What is Debt Financing?
Debt financing is money that you borrow to run your business. Debt financing is simply money that you borrow to run your business. You can think of debt financing as being divided into two categories, based on the type of loan you are seeking: long term debt financing and short term debt financing.
Long Term Debt
Financing usually applies to assets your business is purchasing, such as equipment, buildings, land, or machinery. With long term debt financing, the scheduled repayment of the loan and the estimated useful life of the assets extends over more than one year.
Short Term Debt
Financing usually applies to money needed for the day-to-day operations of the business, such as purchasing inventory, supplies, or paying the wages of employees. Short term financing is referred to as an operating loan or short term loan because scheduled repayment takes place in less than one year. A line of credit is an example of short term debt financing.
Why do banks want signed contracts before granting a loan?

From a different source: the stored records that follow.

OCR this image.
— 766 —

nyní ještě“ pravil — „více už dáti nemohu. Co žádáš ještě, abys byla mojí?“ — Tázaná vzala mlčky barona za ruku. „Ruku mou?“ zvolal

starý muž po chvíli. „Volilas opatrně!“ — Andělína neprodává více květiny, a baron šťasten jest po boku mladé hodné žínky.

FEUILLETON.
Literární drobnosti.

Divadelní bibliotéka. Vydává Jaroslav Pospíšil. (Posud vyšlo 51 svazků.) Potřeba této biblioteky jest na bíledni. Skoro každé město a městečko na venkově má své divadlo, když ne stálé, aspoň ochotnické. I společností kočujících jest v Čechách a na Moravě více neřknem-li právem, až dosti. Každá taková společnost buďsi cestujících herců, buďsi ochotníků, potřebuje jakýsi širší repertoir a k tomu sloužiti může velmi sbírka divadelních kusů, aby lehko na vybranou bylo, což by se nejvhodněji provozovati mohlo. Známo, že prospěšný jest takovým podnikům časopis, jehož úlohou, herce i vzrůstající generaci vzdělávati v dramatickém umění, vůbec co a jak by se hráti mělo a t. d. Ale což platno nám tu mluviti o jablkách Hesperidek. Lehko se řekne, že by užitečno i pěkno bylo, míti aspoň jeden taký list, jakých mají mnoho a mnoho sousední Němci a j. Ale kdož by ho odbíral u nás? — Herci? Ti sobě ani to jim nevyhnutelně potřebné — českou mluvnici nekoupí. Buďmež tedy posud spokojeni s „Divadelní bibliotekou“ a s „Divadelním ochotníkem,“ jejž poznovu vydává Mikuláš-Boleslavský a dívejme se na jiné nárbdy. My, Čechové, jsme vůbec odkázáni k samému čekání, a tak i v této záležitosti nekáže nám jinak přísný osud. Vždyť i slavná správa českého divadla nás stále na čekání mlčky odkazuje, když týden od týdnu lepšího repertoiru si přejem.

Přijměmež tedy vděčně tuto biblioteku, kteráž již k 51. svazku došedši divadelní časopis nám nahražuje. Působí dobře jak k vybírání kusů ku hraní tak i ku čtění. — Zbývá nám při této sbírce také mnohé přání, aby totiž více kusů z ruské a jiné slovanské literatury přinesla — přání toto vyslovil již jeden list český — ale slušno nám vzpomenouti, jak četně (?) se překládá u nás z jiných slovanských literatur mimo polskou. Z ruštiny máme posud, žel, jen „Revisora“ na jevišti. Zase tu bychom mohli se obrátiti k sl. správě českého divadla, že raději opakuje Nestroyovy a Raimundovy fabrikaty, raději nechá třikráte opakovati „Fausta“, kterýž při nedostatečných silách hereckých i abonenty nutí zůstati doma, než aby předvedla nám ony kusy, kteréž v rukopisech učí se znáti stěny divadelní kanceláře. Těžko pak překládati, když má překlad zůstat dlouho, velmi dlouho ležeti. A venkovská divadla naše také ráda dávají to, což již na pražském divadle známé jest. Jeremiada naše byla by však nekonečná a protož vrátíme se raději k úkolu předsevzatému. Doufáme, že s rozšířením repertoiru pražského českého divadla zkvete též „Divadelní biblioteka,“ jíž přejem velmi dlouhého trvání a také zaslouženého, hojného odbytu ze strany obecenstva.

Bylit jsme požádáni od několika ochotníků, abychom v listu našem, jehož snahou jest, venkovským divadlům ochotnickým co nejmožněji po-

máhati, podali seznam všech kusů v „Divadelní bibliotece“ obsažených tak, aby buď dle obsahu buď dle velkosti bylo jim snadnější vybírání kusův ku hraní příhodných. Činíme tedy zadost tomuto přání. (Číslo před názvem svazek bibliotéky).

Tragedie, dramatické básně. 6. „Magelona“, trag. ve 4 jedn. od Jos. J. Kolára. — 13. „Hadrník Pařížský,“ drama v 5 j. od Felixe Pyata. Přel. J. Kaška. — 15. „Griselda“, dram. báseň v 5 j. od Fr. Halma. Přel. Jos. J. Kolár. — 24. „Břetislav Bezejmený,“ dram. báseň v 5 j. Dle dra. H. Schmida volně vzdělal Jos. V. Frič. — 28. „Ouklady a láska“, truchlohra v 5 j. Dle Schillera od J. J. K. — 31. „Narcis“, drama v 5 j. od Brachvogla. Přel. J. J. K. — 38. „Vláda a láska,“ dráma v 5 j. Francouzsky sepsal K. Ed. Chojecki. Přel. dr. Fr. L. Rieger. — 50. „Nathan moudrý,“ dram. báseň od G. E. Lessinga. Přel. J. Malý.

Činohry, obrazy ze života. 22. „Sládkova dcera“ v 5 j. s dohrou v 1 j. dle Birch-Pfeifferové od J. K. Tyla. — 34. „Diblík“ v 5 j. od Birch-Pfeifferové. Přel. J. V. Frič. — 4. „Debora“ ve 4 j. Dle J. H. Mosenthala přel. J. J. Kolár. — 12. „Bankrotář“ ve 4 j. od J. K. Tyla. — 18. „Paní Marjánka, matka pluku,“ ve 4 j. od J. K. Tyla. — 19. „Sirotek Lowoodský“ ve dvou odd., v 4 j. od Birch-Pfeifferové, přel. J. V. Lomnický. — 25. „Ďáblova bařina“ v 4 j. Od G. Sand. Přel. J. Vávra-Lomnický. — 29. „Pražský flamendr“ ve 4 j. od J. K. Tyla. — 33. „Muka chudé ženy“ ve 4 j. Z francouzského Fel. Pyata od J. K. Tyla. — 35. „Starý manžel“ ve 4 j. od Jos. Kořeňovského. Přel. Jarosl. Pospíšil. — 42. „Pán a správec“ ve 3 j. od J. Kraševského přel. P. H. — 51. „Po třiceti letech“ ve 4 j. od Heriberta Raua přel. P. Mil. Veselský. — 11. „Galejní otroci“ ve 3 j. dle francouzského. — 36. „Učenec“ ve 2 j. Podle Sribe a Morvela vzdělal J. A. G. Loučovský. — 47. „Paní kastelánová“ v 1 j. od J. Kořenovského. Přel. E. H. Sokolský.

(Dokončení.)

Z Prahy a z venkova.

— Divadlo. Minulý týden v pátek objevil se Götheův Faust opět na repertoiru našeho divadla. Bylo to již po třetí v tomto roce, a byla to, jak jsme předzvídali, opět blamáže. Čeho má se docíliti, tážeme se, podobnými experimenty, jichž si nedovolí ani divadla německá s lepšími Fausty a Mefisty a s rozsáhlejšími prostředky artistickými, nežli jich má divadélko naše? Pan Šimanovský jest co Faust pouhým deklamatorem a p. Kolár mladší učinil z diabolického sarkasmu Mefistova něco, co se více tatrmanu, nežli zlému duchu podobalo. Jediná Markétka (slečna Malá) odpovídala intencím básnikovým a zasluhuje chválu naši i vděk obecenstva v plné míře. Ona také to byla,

Banks loan money to small businesses that have a proven track record to showing that they are a good risk. Bankers also like things that can be verified, such as reference to a commitment such as a customer contract – if they can see a signed copy of a contract and confirm it with the customer; it helps provide the security that the bank is looking for.
How to get signed contracts
Promote your child transportation business to parents through schools, day care centres and churches. Develop a flier or brochure as well as a website for parents to be able to review your information. State your qualifications, including the fact that you have screened all drivers and have safe, reliable vehicles. Use testimonials and references to gain the trust of potential customers.
Don’t give up
Even if you have been rejected by the bank, don’t give up. Look for ways to mitigate the risk. You have time before the 2011 school year to find new clients and get signed contracts. With these contracts go back to the banks and try again. Ensure that you have a business plan to show them. As the business has been in operation for two years, you will also have a track record of success, which will serve as another tool to confirm that the business is worthy of further investment.
Make sure every aspect of the business is in place
When do approach the bank or other investors, you must have completed “due diligence”. A due diligence is an information-gathering and assessment process whereby a prospective financer looks at all aspects of your business, from top to bottom and inside out.
They’ll be checking the financials, profits, tax issues, projections, shareholders, staff issues, property and location, assets, debtors and creditors, the market to determine how viable the business is and whether it is worth investing in.
Secure liability insurance to cover your vehicles, your employees, and the children you will be transporting. Check that the business complies with government regulations and requirements.
What are the factors that may cause an application for funding to be rejected by a bank?
Banks consider affordability, they also place great emphasis on a comprehensive breakdown of the financial plan and the entrepreneur’s own contribution.Conflicting information on the business plan and supporting information calls the plan into question and finally, a poor credit rating does not bode well at all.